Simon se mit en selle. Il s’amusait beaucoup.

— Et vous, mon cher maître, dit-il au père Calcaire, vous en êtes aussi ?

— J’ai manqué mon train, dit le bonhomme, et, en rentrant à l’hôtel, j’ai retrouvé Œil-de-Lynx qui m’a enrôlé. Je représente la science et suis chargé des observations géologiques, géographiques, orographiques, stratigraphiques, paléontologiques, etc. J’ai de quoi faire.

— Alors, en route ! » commanda Simon.

Et tout de suite, prenant la tête avec Antonio, il lui dit :

« Enfin, expliquez-moi d’où sortent vos compagnons ? Et vous-même, Œil-de-Lynx ? Quoi ! s’il y a encore quelques spécimens de Peaux-Rouges, ils ne se baladent pas sur les chemins d’Europe. Avouez que vous êtes tous maquillés et déguisés.

— Eux pas plus que moi, dit Antonio. Nous venons de là-bas. Pour ma part, je suis le petit-fils d’un des derniers chefs indiens, la Longue-Carabine, qui avait enlevé la petite fille d’un trappeur canadien. Ma mère était mexicaine. Vous voyez que, s’il y a du mélange, tout de même les origines sont indiscutables.

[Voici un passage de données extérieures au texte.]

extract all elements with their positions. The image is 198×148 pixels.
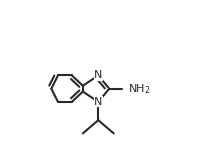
Text: N: N — [94, 97, 102, 107]
Text: NH$_2$: NH$_2$ — [128, 82, 151, 96]
Text: N: N — [94, 70, 102, 81]
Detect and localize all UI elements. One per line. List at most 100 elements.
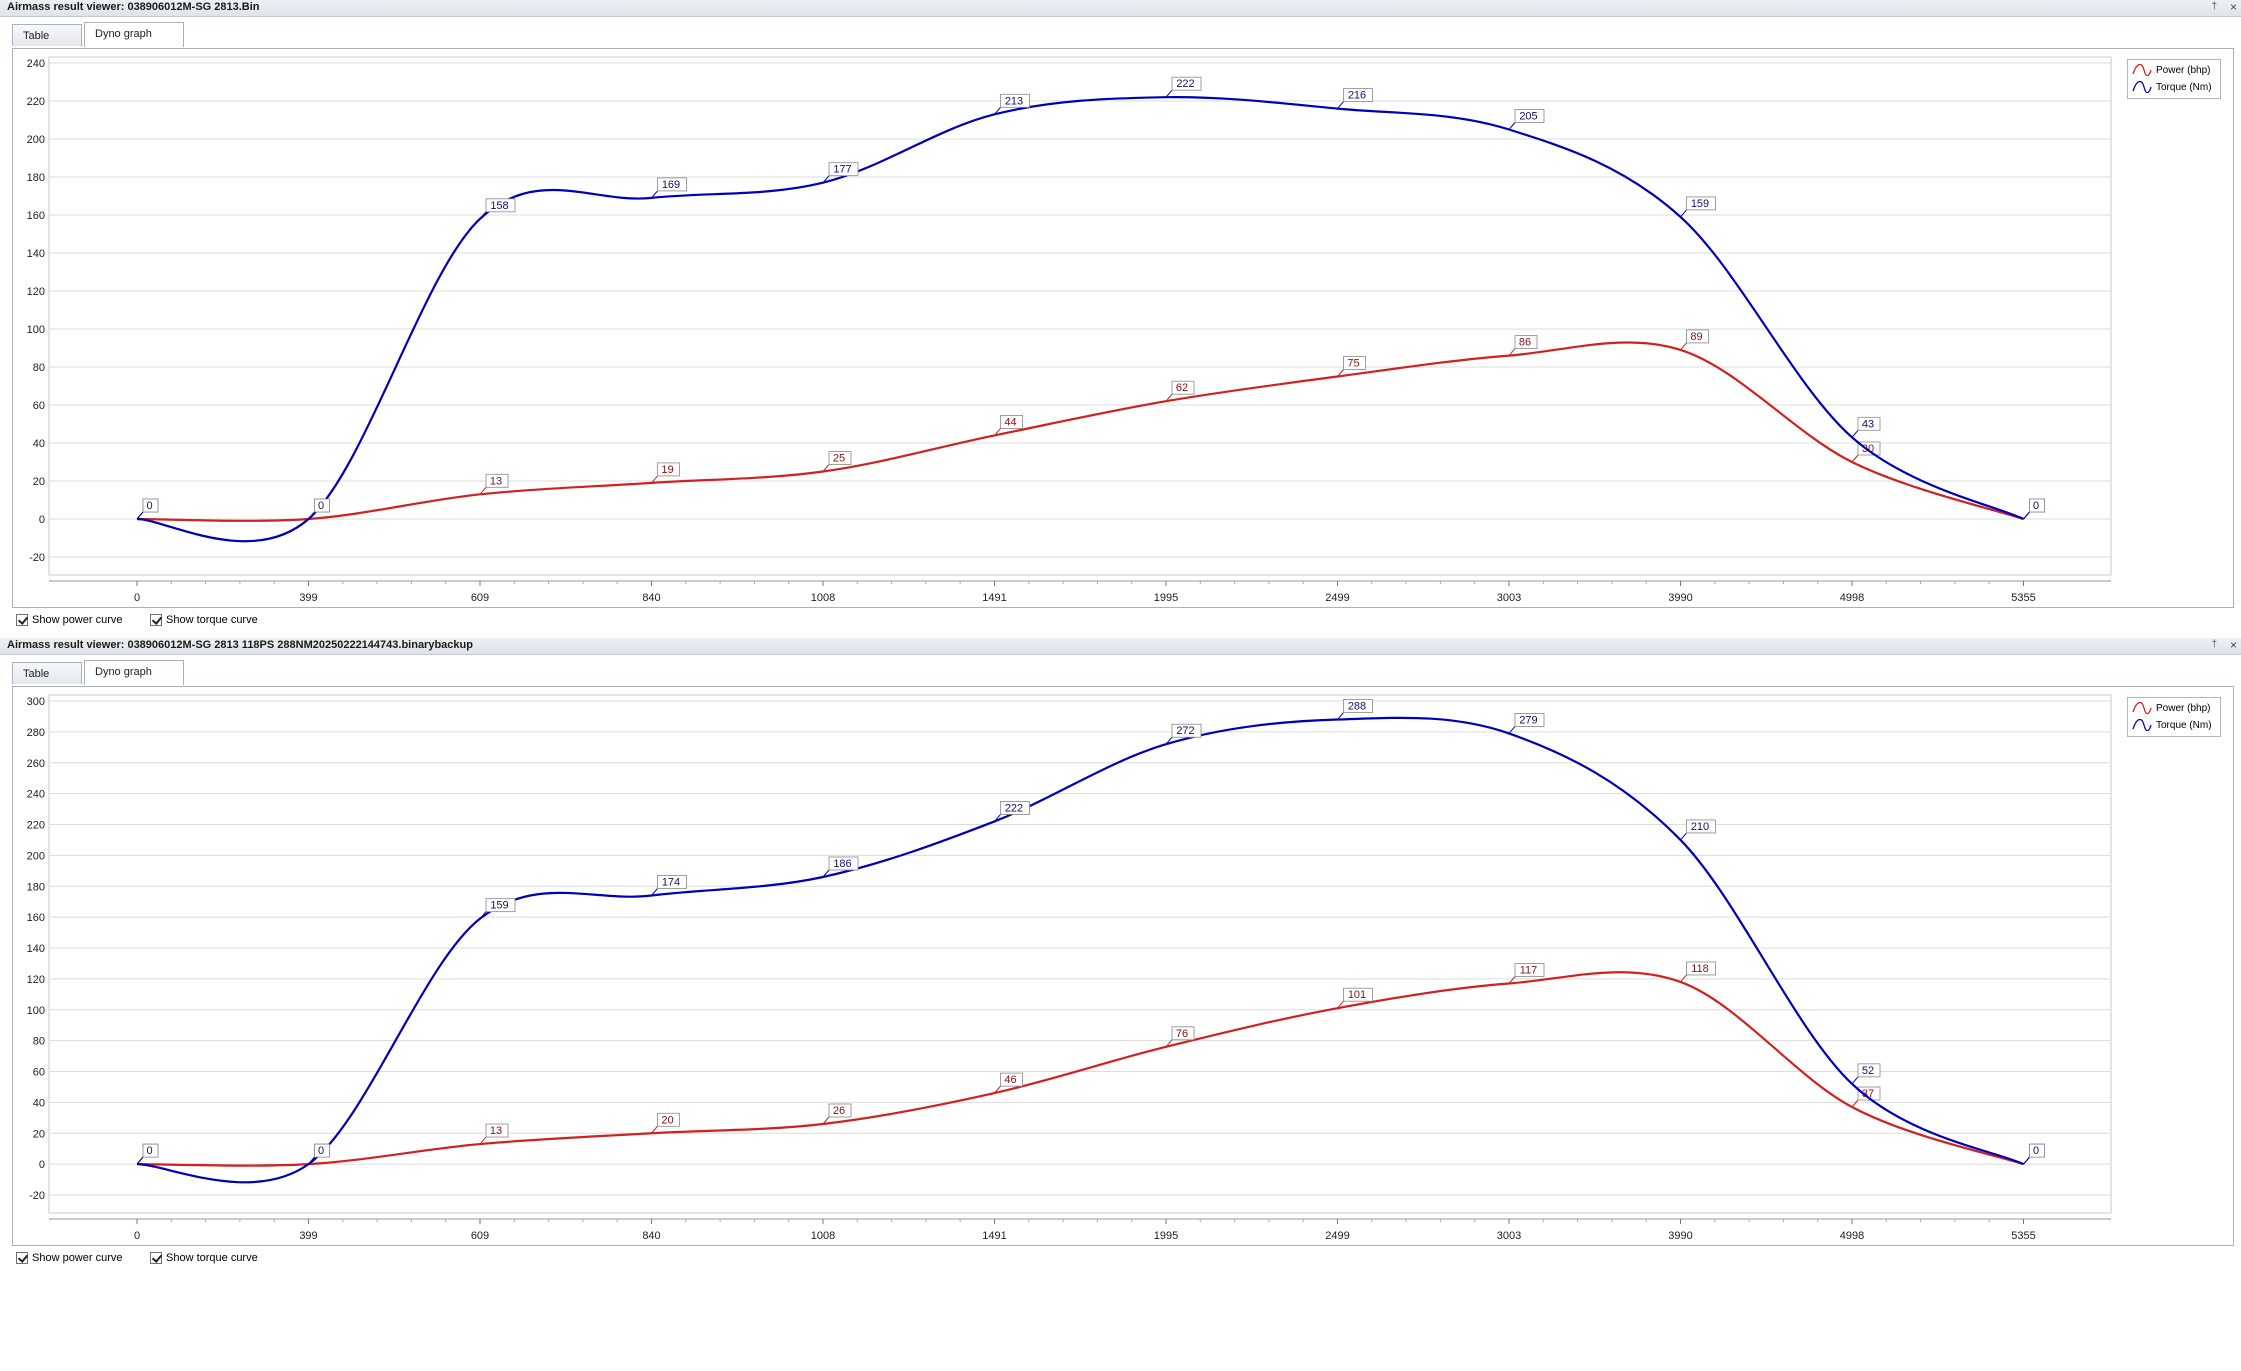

— Mais depuis, Œil-de-Lynx ? Depuis, que s’est-il passé ? Je ne sache pas que le gouvernement anglais entretienne les descendants des Sioux ou des Mohicans ?

— Il y a d’autres firmes que le gouvernement anglais, prononça l’Indien.

— Que voulez-vous dire ?

— Je veux dire qu’il y a des maisons qui ont intérêt à ce que nous ne disparaissions pas.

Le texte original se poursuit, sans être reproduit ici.